Ecco le sue dichiarazioni: “Quando ero più piccolo mi piaceva molto fare tanto sport. Un po’ di calcio, un po’ di judo e un po’ di karate, perché mio padre è un insegnante di karate. Quindi è un qualcosa di famiglia. Lo facevo due-tre volte alla settimana, gli altri giorni mi allenavo a calcio. Cercavo di far convivere le due cose, durante i weekend mi dividevo tra gli sport. Me la cavo anche nel karate, una volta sono arrivato 3° nei campionati in Francia. L’ho praticato fino a 13 anni, poi ho dovuto fare una scelta tra il calcio e il karate e ho scelto di continuare nel calcio. Penso di aver preso la decisione giusta (ride, ndr).
“Ho dovuto scegliere quando ci si inizia ad allenare tutti i giorni, durante il periodo della Primavera con il PSG. Dovevo anche studiare, quindi non avevo più tempo per praticare anche il karate. Ho dovuto scegliere e il calcio ha preso il sopravvento. Sono due sport totalmente diversi: il calcio è uno sport di squadra, il karate è uno sport individuale. Se nel karate perdo un combattimento è solo colpa mia, vuol dire che l’avversario davanti a me è stato migliore. Nel calcio puoi fare una buona partita individualmente ma la squadra esce sconfitta. Il karate però mi ha dato questa mentalità, che è un tratto distintivo della mia personalità. Sì, il lato competitivo, di voler vincere e migliorarsi sempre. E l’ho trasmesso nel calcio”.

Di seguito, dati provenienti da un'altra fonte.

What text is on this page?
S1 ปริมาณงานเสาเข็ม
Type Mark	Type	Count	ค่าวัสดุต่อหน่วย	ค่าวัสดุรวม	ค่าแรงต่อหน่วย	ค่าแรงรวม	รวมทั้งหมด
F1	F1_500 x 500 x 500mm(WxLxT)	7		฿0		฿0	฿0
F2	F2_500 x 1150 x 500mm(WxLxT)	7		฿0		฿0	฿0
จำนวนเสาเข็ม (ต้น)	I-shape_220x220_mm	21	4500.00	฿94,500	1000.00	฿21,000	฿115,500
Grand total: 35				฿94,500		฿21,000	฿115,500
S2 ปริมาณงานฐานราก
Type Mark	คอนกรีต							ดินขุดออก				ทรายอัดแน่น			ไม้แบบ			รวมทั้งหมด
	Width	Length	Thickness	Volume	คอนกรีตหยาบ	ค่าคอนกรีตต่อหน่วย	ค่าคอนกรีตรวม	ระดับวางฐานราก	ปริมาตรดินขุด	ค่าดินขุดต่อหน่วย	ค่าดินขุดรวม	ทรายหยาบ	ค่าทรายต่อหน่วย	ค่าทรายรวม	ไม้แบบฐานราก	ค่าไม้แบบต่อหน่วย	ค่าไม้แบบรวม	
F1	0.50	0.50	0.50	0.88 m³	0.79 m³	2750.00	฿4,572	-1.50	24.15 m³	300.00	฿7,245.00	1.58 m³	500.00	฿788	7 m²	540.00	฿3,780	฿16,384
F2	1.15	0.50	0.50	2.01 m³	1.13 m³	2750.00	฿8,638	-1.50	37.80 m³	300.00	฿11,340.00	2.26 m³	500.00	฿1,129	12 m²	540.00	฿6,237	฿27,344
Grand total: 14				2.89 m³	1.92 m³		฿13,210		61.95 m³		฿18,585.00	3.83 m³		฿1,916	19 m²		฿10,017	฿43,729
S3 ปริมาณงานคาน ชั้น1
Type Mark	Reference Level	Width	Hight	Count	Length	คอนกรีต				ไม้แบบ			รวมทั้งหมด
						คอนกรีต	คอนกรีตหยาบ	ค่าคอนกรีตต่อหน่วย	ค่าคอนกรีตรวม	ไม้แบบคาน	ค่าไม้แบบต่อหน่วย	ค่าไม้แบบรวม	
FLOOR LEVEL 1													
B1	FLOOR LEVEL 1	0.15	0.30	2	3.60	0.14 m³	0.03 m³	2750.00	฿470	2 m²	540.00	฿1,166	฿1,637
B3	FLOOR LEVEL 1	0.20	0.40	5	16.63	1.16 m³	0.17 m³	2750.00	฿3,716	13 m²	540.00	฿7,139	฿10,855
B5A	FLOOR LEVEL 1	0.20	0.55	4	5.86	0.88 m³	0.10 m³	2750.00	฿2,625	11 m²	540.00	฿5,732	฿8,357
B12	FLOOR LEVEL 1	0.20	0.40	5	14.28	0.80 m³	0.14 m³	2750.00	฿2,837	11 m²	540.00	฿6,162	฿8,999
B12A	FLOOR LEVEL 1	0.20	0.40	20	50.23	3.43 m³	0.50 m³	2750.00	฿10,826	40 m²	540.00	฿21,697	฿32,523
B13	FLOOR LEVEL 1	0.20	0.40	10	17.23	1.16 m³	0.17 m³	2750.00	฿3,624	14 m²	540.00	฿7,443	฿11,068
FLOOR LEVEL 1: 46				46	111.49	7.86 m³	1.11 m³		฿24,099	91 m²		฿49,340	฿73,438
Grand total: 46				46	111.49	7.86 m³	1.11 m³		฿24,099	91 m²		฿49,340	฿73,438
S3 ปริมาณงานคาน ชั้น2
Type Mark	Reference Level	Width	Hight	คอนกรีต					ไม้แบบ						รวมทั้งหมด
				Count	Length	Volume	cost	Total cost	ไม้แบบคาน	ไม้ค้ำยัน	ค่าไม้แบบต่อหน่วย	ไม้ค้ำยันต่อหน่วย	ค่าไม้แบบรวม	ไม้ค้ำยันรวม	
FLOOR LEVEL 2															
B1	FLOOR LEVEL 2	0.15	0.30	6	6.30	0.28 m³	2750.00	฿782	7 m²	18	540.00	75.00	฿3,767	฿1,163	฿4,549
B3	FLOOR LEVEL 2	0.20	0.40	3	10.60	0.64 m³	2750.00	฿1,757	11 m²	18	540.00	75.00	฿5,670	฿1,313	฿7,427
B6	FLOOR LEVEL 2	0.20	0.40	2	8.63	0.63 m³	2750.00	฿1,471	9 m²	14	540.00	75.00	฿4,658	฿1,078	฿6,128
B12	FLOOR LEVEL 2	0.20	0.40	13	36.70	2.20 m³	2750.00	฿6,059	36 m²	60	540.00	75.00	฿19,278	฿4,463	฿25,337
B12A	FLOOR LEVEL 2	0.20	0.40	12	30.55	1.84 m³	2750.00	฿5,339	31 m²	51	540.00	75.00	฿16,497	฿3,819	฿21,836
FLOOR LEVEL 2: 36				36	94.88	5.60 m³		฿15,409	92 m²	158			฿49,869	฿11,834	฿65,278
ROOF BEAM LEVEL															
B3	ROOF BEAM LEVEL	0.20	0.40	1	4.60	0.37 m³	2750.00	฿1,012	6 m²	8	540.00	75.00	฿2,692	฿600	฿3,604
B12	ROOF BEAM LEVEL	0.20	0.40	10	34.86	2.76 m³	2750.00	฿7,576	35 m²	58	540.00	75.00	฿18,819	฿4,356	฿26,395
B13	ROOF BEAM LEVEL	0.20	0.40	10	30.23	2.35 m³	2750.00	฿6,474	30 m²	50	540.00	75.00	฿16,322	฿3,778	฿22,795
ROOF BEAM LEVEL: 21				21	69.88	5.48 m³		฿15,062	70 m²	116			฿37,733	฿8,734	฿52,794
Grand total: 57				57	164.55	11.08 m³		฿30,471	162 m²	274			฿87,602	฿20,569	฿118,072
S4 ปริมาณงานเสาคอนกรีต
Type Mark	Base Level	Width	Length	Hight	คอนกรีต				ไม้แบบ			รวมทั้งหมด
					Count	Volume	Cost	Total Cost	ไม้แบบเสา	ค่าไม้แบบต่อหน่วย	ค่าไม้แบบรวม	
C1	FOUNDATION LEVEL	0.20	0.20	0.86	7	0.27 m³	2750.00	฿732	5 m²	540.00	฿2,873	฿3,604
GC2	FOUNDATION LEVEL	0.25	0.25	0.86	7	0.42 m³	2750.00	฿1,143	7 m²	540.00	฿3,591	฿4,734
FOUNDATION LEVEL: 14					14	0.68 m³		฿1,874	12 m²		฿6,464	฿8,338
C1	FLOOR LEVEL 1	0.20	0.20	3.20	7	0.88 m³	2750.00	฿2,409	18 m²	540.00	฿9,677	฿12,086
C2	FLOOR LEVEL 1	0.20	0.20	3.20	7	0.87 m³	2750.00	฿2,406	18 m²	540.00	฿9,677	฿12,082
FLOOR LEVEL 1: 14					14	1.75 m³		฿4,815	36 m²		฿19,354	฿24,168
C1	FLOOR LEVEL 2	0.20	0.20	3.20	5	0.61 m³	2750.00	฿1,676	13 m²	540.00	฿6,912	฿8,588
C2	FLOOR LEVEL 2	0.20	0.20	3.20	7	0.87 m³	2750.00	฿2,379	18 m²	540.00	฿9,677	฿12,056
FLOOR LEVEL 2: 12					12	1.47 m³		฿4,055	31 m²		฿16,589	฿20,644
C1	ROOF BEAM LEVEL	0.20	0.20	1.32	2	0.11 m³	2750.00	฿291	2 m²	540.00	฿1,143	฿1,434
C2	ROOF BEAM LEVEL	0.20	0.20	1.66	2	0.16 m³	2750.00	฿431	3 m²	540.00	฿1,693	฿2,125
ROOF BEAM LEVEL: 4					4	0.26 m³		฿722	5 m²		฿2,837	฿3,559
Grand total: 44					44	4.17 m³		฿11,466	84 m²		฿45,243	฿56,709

“I miei capelli? Vengono tutti da parte di mia mamma. Ho sempre avuto i capelli lunghi e ricci, fin da giovanissimo. Mi dicevano che sembravo una ragazza, ma a me questo taglio è sempre piaciuto e continuerò ad averlo. Eravamo ragazzi, ci scherzavano su. Ricordo che sia io che un giocatore del settore giovanile del Lille avevamo questo taglio e dicevano: la ragazza del PSG e la ragazza del Lille… (ride, ndr).
“Perché ho lasciato il PSG e sono andato al Lorient? Dovevo fare una scelta nella mia carriera. Il PSG aveva cominciato ad acquistare tante superstar, io ho scelto di lasciare il Paris perché volevo cominciare ad affermarmi rapidamente nel calcio professionista, sposando un progetto per i giovani. Il Lorient mi ha invitato a un torneo, sono stato eletto miglior giocatore e poi mi hanno proposto un contratto triennale. Ho parlato per 5-6 ore con Lebris, l’allenatore dell’epoca. Mi ha insegnato tanto tatticamente, quando ero nell’U17 ci faceva già vedere dei video d’analisi degli avversari. Nei miei 3 anni lì è come se fossi rimasto per 6-7 anni: ho imparato così tanto tatticamente, tatticamente e nella vita quotidiana. Una persona veramente tanto importante per me.
Dopo l’Arsenal, il prestito all’Herta Berlino, ho ricevuto una chiamata dal mio agente che mi parla dell’interesse del Marsiglia. Parlo con Sampaoli e Longoria, mi hanno sorpreso. Non ho esitato un secondo: ho firmato a luglio ma la decisione l’avevo già presa ad aprile-maggio. E’ stata una delle decisioni migliori della mia carriera”.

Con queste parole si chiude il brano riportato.